Several different attachments were used during the Doyle Drive project.

“The timeframe was what made this difficult,” says Marc Ferrari, president of Ferma Corp., Mountain View, Calif. “We basically had 24 hours to get three critical spots cleared so they could build the brand new road. We destroyed somewhere around 65,000 tons of concrete and miscellaneous pieces.

“The amount of work for this time frame was absolutely insane,” Ferarri adds. Crews ran three 12-hour shifts in a row to get the demolition work done so the temporary road could built before the Monday morning commute.

During demolition, hundreds of joggers, dog walkers and spectators lined the construction zone to take in the interesting and unusual show. Cheers were heard as giant excavators, their hydraulic arms fitted with various attachments, knocked down Doyle Drive with agility and speed.
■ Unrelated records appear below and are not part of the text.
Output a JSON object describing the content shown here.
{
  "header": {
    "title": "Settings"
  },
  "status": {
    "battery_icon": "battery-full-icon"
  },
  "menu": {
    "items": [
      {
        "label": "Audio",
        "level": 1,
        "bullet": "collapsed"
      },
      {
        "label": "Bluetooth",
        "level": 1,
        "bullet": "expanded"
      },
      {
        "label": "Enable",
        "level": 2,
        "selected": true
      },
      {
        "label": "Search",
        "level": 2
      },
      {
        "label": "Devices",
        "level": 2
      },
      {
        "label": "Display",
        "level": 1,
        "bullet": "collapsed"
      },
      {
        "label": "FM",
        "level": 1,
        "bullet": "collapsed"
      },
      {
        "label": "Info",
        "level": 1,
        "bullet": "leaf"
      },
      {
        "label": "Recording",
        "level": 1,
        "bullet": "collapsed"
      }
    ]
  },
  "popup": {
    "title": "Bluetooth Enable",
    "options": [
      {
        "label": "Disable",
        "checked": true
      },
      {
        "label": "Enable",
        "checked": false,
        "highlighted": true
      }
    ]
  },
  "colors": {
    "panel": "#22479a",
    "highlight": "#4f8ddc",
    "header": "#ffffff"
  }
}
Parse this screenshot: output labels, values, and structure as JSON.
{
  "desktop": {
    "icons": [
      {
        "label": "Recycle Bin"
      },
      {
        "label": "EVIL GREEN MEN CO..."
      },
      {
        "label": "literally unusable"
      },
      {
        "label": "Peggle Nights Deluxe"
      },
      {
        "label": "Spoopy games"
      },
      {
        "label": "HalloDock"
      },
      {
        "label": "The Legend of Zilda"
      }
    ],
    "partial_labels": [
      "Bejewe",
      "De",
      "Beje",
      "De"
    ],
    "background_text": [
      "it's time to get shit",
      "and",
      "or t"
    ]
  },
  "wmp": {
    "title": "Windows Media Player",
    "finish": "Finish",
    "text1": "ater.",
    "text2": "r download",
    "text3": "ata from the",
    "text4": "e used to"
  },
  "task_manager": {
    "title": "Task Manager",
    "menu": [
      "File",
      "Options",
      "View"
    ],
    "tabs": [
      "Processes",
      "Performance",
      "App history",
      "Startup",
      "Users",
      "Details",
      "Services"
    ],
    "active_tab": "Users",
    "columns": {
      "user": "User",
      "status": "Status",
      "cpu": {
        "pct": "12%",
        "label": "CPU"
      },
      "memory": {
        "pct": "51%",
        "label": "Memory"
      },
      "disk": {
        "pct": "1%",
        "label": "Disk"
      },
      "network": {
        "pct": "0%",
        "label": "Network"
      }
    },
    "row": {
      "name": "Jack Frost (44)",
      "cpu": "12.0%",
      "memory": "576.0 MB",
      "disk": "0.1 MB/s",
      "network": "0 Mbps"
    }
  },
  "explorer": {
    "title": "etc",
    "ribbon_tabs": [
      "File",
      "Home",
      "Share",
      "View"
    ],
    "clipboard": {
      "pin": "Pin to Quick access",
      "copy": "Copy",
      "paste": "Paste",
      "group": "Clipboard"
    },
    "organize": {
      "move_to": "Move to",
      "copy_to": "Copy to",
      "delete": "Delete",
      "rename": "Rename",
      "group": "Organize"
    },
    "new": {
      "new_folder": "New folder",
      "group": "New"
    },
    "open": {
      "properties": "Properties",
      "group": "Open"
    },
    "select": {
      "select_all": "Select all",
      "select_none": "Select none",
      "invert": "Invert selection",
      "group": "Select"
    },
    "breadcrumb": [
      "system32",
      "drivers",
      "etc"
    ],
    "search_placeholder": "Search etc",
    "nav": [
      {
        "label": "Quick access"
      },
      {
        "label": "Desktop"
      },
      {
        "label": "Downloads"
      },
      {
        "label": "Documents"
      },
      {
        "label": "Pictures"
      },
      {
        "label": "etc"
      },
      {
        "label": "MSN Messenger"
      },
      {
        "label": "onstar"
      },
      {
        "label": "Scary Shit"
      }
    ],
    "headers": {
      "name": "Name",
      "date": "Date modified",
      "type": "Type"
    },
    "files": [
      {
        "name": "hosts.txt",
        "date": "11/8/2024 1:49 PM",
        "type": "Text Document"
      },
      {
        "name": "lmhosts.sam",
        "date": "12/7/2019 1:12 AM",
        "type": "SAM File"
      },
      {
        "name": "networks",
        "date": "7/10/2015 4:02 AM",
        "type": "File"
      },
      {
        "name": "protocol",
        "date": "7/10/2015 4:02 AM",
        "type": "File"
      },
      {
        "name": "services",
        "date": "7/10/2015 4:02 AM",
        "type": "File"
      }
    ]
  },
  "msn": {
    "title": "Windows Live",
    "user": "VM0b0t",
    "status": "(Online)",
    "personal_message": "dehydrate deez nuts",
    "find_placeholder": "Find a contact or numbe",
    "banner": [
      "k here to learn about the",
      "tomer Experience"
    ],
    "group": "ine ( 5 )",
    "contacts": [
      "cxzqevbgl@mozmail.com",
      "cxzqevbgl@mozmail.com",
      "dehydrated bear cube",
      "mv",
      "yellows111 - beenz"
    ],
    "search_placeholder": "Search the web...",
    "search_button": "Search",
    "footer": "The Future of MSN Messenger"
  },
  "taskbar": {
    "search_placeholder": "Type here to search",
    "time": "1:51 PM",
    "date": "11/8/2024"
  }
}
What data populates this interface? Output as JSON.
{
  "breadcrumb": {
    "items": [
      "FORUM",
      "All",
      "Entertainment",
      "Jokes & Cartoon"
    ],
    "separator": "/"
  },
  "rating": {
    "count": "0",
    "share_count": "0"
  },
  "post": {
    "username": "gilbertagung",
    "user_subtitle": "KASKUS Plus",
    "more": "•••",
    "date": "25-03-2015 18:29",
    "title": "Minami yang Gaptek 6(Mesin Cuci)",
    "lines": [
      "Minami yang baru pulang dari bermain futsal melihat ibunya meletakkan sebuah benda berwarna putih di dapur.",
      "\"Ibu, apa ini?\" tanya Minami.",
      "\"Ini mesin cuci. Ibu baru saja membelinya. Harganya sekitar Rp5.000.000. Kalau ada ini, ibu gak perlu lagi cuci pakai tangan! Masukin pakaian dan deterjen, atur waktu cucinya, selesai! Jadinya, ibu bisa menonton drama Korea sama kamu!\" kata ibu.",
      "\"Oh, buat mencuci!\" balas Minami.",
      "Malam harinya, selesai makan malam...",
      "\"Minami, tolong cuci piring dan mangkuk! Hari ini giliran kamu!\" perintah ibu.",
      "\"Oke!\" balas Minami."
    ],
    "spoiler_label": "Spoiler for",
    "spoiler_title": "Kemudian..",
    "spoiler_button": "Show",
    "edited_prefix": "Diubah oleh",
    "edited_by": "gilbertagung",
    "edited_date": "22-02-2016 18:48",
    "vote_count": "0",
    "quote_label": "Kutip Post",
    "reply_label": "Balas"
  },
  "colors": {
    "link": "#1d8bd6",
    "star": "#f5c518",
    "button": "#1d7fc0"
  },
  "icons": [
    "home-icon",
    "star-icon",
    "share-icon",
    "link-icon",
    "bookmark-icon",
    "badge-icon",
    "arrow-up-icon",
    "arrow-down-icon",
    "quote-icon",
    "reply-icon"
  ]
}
In the middle of the 24-hour demolition time frame was Stanley LaBounty, Two Harbors, Minn. Ferma operated 12 different LaBounty attachments on this job. Among the LaBounty attachments in action were metal shears, concrete demolition Universal Processors (UP), large mounted pavement breakers and LaBounty’s newest concrete demolition attachment, the MDP30 (Mobile Demolition Processor).

Ferma utilized a UP 75 to cut girders in the ground as well as a 3000R, a 7500R and a 2000R.

“We couldn’t have done the job without LaBounty products,” states Ferrari. “Their forces were phenomenal. They were cutting columns in single passes.”

An MDP30 was on site to perform the processing needed to drop the sections of the roadway. “The great thing about those big tools is they rotate and they have big jaws, so we were able to get around the 32-inch columns we had out here,” says Ferrari.

Pang says the equipment was unlike anything he had ever seen. “When the equipment started coming in a couple of weeks before we started this operation, we were amazed,” he recalls.

Shears were quickly put to work clipping columns and breaking down the girders. Byron Linn Caltrans says he was surprised at how the shears were able to demolish 4,000 psi (pounds per square inch) concrete. “With this shear, it just crumbles like cookie crumbs,” he says.

Stanley LaBounty provides metal and concrete demolition and recycling attachments for general contractors, scrap metal recyclers, demolition experts, heavy construction engineers and bridge contractors.

The Doyle Drive project involved processing both concrete and steel.

“On this job our demolition attachments enabled the operators to work with agility and speed,” says Barb Popoli, president, Stanley Infrastructure Solutions. “Once sites like these are cleared, our metal shears can further process the scrap in preparation for recycling.”

“The demolition portion of the job had to be done in 24 hours so it required they have the right tools on site,” Bob Stuppy, Stanley LaBounty western regional manager, says. “The LaBounty Shears, Universal Processors, MDP and the Stanley MB100EXS breaker worked non-stop allowing the contractor to finish ahead of schedule.”

“I just think overall, crews did an amazing job,” remarks Molly Graham of Caltrans. “It was really like something I’ve never seen before and I don’t think many people have. It was right here in the middle of a national park and it was almost a spectator sport. It was really quite amazing.”